Build Skills and Knowledge
Ideally, you’ll have some opportunities within the workplace to do this, but even if you don’t, continuing education programs, online courses and professional certifications are all ways to enhance your skills and make you more marketable to employers. Even if the things you’re learning aren’t directly related to your job, just the process of acquiring knowledge is a valuable one. Besides, you never know when something like learning a new language or other seemingly unrelated skill might come in handy.
Networking and Branding
Networking is useful in most industries. Not everyone is comfortable with the concept, but to be a successful networker, it’s important to understand that it is not about making shallow connections or befriending people simply because they can advance your career. Networking is about relationship building, and the best networkers are sincere in the relationships that they form and genuinely like people.
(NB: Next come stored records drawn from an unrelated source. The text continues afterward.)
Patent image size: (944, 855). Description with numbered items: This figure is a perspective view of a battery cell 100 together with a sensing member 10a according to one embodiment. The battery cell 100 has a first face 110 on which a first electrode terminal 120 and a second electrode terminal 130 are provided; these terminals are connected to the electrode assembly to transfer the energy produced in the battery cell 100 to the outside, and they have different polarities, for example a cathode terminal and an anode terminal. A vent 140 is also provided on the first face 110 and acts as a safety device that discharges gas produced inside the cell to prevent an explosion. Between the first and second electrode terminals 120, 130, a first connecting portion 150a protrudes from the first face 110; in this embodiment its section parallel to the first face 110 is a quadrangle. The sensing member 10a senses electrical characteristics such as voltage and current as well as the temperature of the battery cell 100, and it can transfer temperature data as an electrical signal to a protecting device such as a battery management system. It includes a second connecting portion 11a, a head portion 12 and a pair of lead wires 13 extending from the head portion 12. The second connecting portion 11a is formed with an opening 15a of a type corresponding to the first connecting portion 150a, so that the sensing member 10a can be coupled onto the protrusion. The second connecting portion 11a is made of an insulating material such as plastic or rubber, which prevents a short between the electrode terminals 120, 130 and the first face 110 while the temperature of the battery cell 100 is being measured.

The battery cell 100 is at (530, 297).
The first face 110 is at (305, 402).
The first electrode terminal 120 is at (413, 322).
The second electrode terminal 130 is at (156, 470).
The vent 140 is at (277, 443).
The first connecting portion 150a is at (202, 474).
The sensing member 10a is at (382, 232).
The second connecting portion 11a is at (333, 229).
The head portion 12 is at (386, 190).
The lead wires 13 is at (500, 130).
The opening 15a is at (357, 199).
Although the ability to connect with others may come naturally to some people, if it’s something you struggle with, know that it is a skill you can improve just like any other.
A personal brand is best understood by thinking first about business brands. There are certain businesses that you associate with certain qualities or values, such as luxury, integrity, or reliability. A personal brand is similar but applies to you instead of to a business. It’s often something that is developed mostly digitally, particularly via social media.
Developing a personal brand can be very useful for entrepreneurs and in certain industries, such as journalism or public relations. Not every career requires you to build a public facing personal brand, but it’s not a bad way think about how you present yourself at work even if you never touch social media. How do you want your colleagues and managers to think about you? What qualities do you want them to associate with you? How can you embody those qualities in a way to reinforce that association?